I'm gonna take a wild guess and say that those eyebolts are gonna be hard to find new. Most of the wear parts are getting to be rather hard to find. It's downright next to impossible to get even the coulter disc itself nowdays.

I'd try posting on the "N" board over at YT.

Just to get a plow "perfect" I've had to buy a couple "junkers" to cannabilize for parts.

A machinist with your skills could probably make new ones with less trouble. It's well worth the effort to fix up a plow "just right". They're getting scarce. In due time, they'll be worth a nice price. A well restored plow should last the average user a couple lifetimes.

Bill
 
   / Ferguson Plow... Opinions
  • Thread Starter
#40  
Mornin Guys,
Well I started tearing into the plow last night, for the heck of it I got my Dewalt grinder out and put a wire wheel on it. I cant believe that the moldbaord wasnt more pitted with rust tan it is ! In the first pic you can see what I was able to do in just a few minutes with the wire wheel.

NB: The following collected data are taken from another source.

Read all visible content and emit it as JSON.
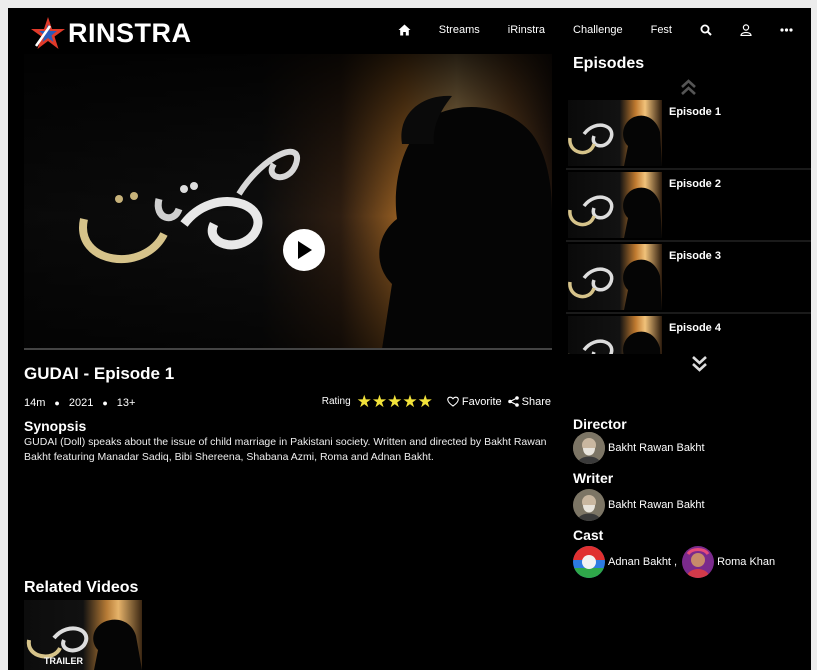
{
  "brand": {
    "name": "RINSTRA"
  },
  "nav": {
    "items": [
      {
        "key": "home",
        "label": ""
      },
      {
        "key": "streams",
        "label": "Streams"
      },
      {
        "key": "irinstra",
        "label": "iRinstra"
      },
      {
        "key": "challenge",
        "label": "Challenge"
      },
      {
        "key": "fest",
        "label": "Fest"
      }
    ],
    "icons": [
      "home-icon",
      "search-icon",
      "user-icon",
      "more-icon"
    ]
  },
  "video": {
    "title": "GUDAI - Episode 1",
    "duration": "14m",
    "year": "2021",
    "age_rating": "13+",
    "rating_label": "Rating",
    "stars": 5,
    "favorite_label": "Favorite",
    "share_label": "Share",
    "synopsis_heading": "Synopsis",
    "synopsis": "GUDAI (Doll) speaks about the issue of child marriage in Pakistani society. Written and directed by Bakht Rawan Bakht featuring Manadar Sadiq, Bibi Shereena, Shabana Azmi, Roma and Adnan Bakht."
  },
  "episodes": {
    "heading": "Episodes",
    "items": [
      "Episode 1",
      "Episode 2",
      "Episode 3",
      "Episode 4"
    ]
  },
  "credits": {
    "director_heading": "Director",
    "director": "Bakht Rawan Bakht",
    "writer_heading": "Writer",
    "writer": "Bakht Rawan Bakht",
    "cast_heading": "Cast",
    "cast": [
      "Adnan Bakht",
      "Roma Khan"
    ],
    "cast_separator": ","
  },
  "related": {
    "heading": "Related Videos",
    "badge": "TRAILER"
  },
  "colors": {
    "accent_star": "#f2e23a",
    "background": "#000000",
    "logo_red": "#e03a2a",
    "logo_blue": "#2a5ab8"
  }
}
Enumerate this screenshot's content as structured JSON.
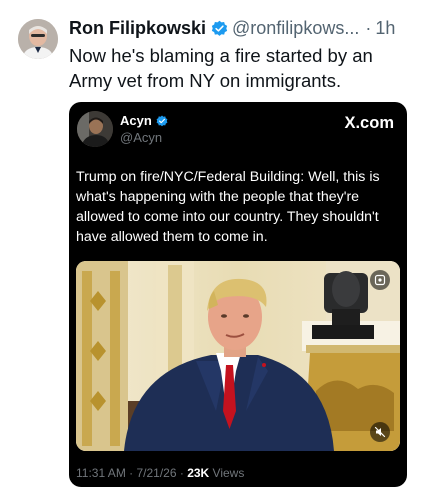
{
  "post": {
    "author_name": "Ron Filipkowski",
    "author_handle": "@ronfilipkows...",
    "separator": "·",
    "time": "1h",
    "text": "Now he's blaming a fire started by an Army vet from NY on immigrants.",
    "verified_badge_color": "#1d9bf0",
    "icons": {
      "verified": "verified-badge-icon"
    }
  },
  "embed": {
    "author_name": "Acyn",
    "author_handle": "@Acyn",
    "site_label": "X.com",
    "text": "Trump on fire/NYC/Federal Building: Well, this is what's happening with the people that they're allowed to come into our country. They shouldn't have allowed them to come in.",
    "footer": {
      "timestamp": "11:31 AM · 7/21/26 ·",
      "views_count": "23K",
      "views_label": "Views"
    },
    "colors": {
      "background": "#000000",
      "text": "#ffffff",
      "muted": "#71767b"
    },
    "media_icons": {
      "top_right": "gif-badge-icon",
      "bottom_right": "mute-icon"
    }
  }
}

Thank God for Liquid Wrench and cutoff wheels ;) or I would never get this thing apart ! :) Took the front share off, it has some numbers on the underside, one of them being a 12, Im sure representative of a 12" plow. I posted over on the Implement board on YT and one fella called them "blacksmith sharpen type of shares". I also sent away for a manual, so we will see what happens there. The second pic is the removed share, any comments welcome !

Hey Bill, the tail wheel is shot, know anywhere to get a replacement ? The thing unbolts from the hub, it would be a bear to reproduce because of the radius.